Interest has risen rapidly said Lind, “Funds and legal entities are registering in their droves, with a realisation that LEI’s are not the end-game, but just a small piece in what will produce significant improvement in transparency and disclosure.”
But, while many of the big industry players, particularly the Tier 1 sell-side enterprises, were reasonably proactive and prepared, said Goldstein, he noted that “many of the smaller firms have done the bare minimum and are barely able to comply.”
He said all firms should adopt a long-term perspective. “Do what you need to now, but if this is going to be a success you also need to look at what is going to be required in the future and how it could eventually integrate with transaction and risk data to enable the bank to prepare properly.”
Warms suggested that a better understanding of the long-term implications and potential benefits from the integration of LEI’s with other information can be a tremendous selling point to management to get these projects underway. “We might take a while to see this come to fruition, but we do need to do this,” should the internal message, he added.
All three of our panellists contributed to a detailed analysis of both the current circumstances around LEI adoption and the longer-term objectives which can be found in this accompanying special report.
The panel acknowledged that confusion within firms required to implement the LEI obligations often appeared to stem from an inability to identify individuals with responsibility for the task. Goldstein said, “It certainly varies by firm, as we have talked to a wide variety of job titles for whom LEI’s should be important. In an ideal world it should be the CDO. But it is important to recognise that, while it seen as mainly a back office phenomena, it will have much wider implications.”

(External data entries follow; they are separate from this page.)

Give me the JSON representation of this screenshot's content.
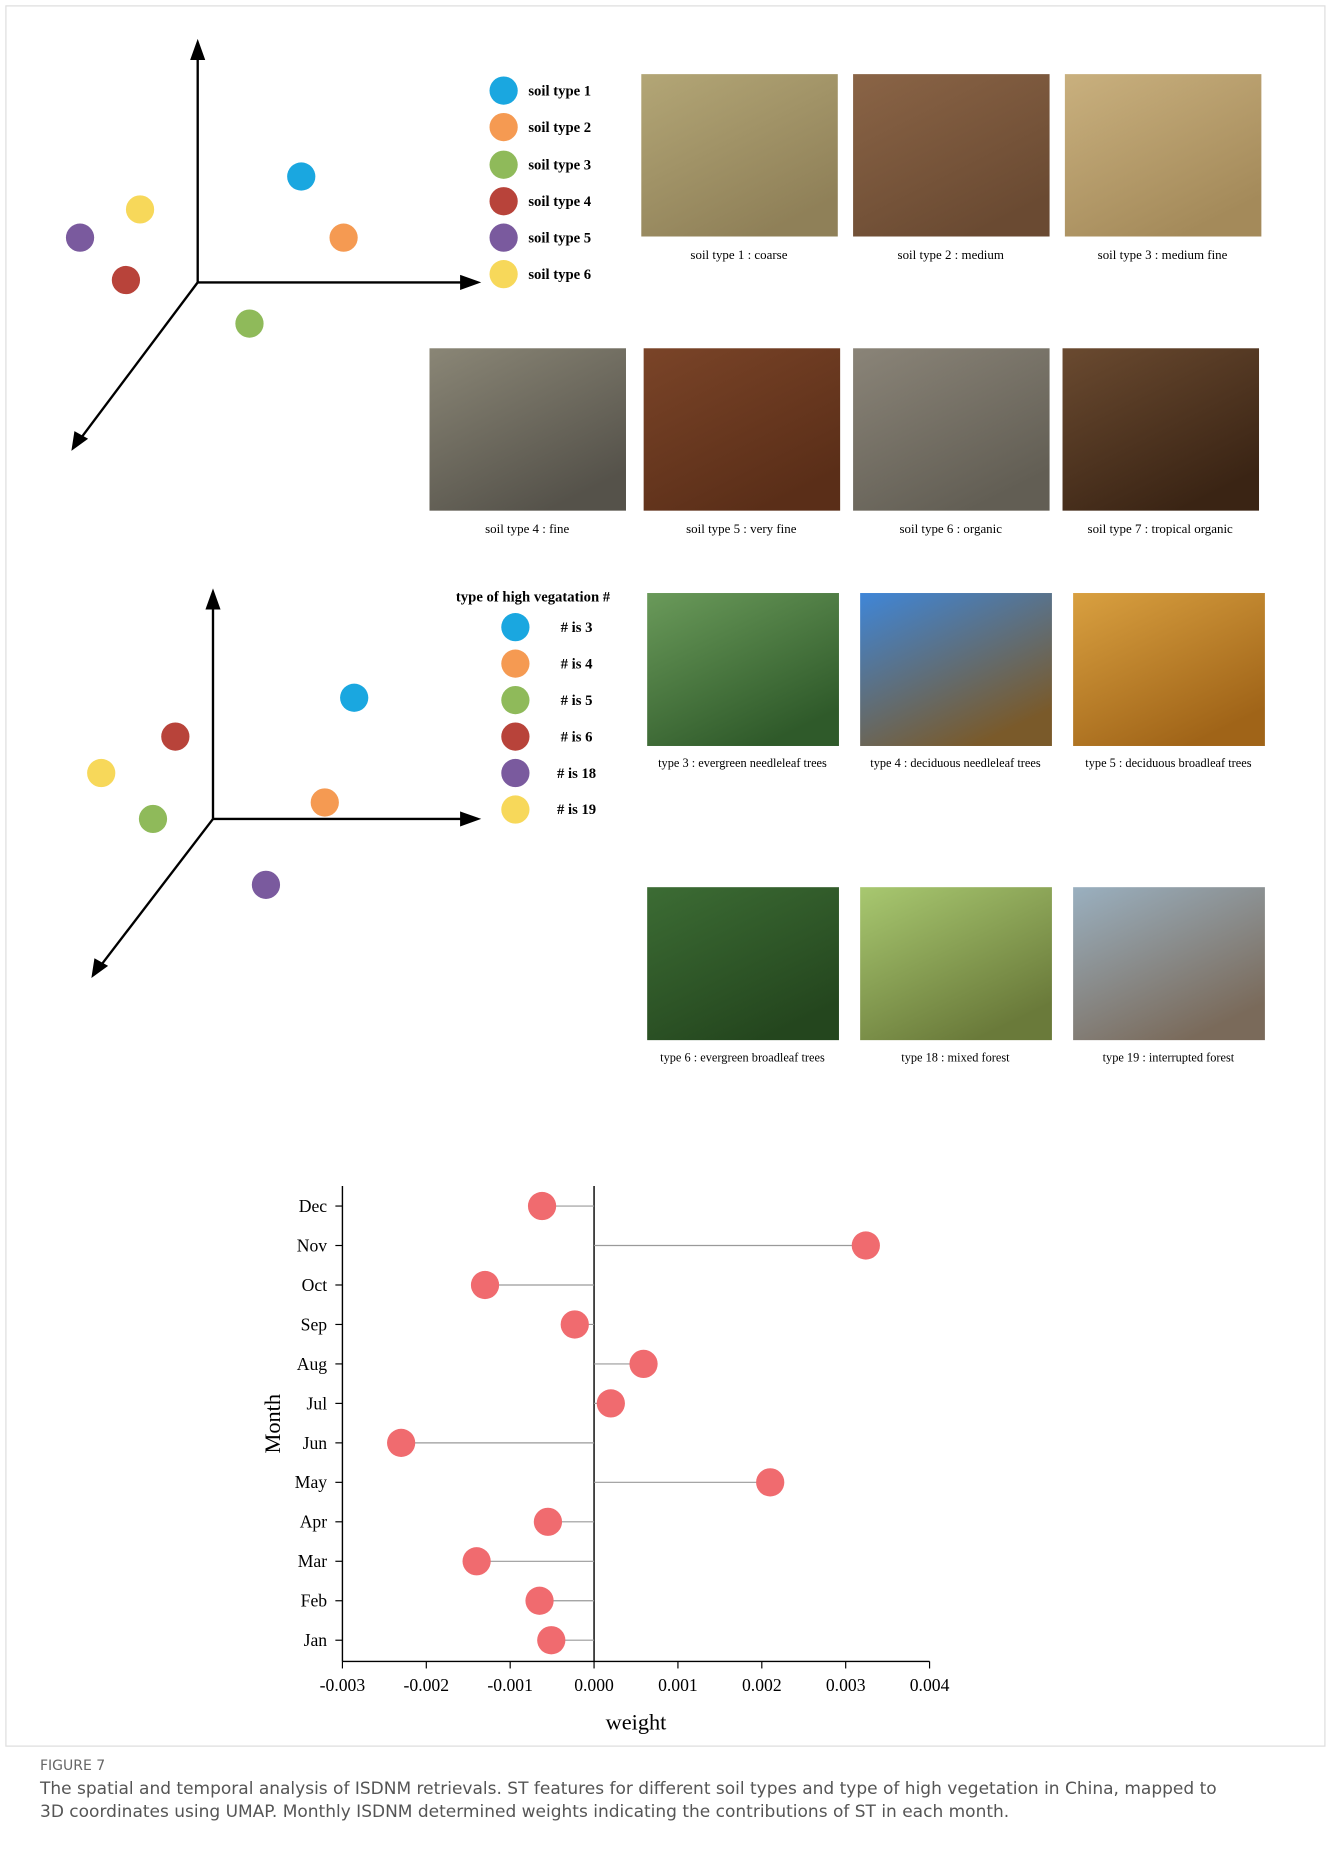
{
  "soil_legend": {
    "items": [
      {
        "label": "soil type 1",
        "color": "#1aa7e0"
      },
      {
        "label": "soil type 2",
        "color": "#f59a52"
      },
      {
        "label": "soil type 3",
        "color": "#8fba5a"
      },
      {
        "label": "soil type 4",
        "color": "#b8433a"
      },
      {
        "label": "soil type 5",
        "color": "#7a5a9e"
      },
      {
        "label": "soil type 6",
        "color": "#f7d85a"
      }
    ]
  },
  "soil_photos": [
    "soil type 1 : coarse",
    "soil type 2 : medium",
    "soil type 3 : medium fine",
    "soil type 4 : fine",
    "soil type 5 : very fine",
    "soil type 6 : organic",
    "soil type 7 : tropical organic"
  ],
  "vegetation_legend": {
    "title": "type of high vegatation #",
    "items": [
      {
        "label": "# is 3",
        "color": "#1aa7e0"
      },
      {
        "label": "# is 4",
        "color": "#f59a52"
      },
      {
        "label": "# is 5",
        "color": "#8fba5a"
      },
      {
        "label": "# is 6",
        "color": "#b8433a"
      },
      {
        "label": "# is 18",
        "color": "#7a5a9e"
      },
      {
        "label": "# is 19",
        "color": "#f7d85a"
      }
    ]
  },
  "vegetation_photos": [
    "type 3 : evergreen needleleaf trees",
    "type 4 : deciduous needleleaf trees",
    "type 5 : deciduous broadleaf trees",
    "type 6 : evergreen broadleaf trees",
    "type 18 : mixed forest",
    "type 19 : interrupted forest"
  ],
  "chart_data": {
    "type": "lollipop",
    "orientation": "horizontal",
    "categories": [
      "Jan",
      "Feb",
      "Mar",
      "Apr",
      "May",
      "Jun",
      "Jul",
      "Aug",
      "Sep",
      "Oct",
      "Nov",
      "Dec"
    ],
    "values": [
      -0.00051,
      -0.00065,
      -0.0014,
      -0.00055,
      0.0021,
      -0.0023,
      0.0002,
      0.00059,
      -0.00023,
      -0.0013,
      0.00324,
      -0.00062
    ],
    "color": "#f06b6f",
    "stem_color": "#9a9a9a",
    "xlim": [
      -0.003,
      0.004
    ],
    "xticks": [
      -0.003,
      -0.002,
      -0.001,
      {
        "value": 0,
        "label": "0.000"
      },
      0.001,
      0.002,
      0.003,
      0.004
    ],
    "x_label": "weight",
    "y_label": "Month"
  },
  "caption": {
    "label": "FIGURE 7",
    "text": "The spatial and temporal analysis of ISDNM retrievals. ST features for different soil types and type of high vegetation in China, mapped to 3D coordinates using UMAP. Monthly ISDNM determined weights indicating the contributions of ST in each month."
  }
}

Lind concurred, noting that “The underlying intent is to publish data to ensure governance and consistency.” But he added banks must have the technical ability to balance disclosure with prudentiality, posing the question “Do you want regulators to be able to look at the same things your risk teams might be looking at?”
The panel also touched on the subject of potential outside support for banks to simplify the management and delivery of LEI data which could remove even more duplication, such as by a Utility model. But Goldstein felt that this was a little premature. “We are a long way off from a Utility. We probably need to get to a critical mass in excess of a million LEI’s (there are currently about 230,000) where a third party provider could be useful.” He also noted that had LOU’s and a COU been in place from the start it would have been easier to establish hierarchies and move more quickly towards a shared service model.
These requirements come at a time when institutions are being bombarded from many angles by new regulatory demands, including the likes of FATCA, Dodd-Frank and MiFID and others. Warms said that “Ideally banks would have been able to take a holistic view of all of these together, understand the commonality and produce a strategic roadmap.”
Unfortunately we know that the reality is very different and banks have been mostly left to deliver multi-faceted tactical responses to each new initiative. But the message from our panel of experts was clear. The long-term benefits of greater transparency and governance that will result from LEI’s and other supporting initiatives will be clearly evident and any efforts that incorporate a strategic plan to tackle them will almost certainly deliver benefits. It’s just that right now nobody is sure exactly when that might be.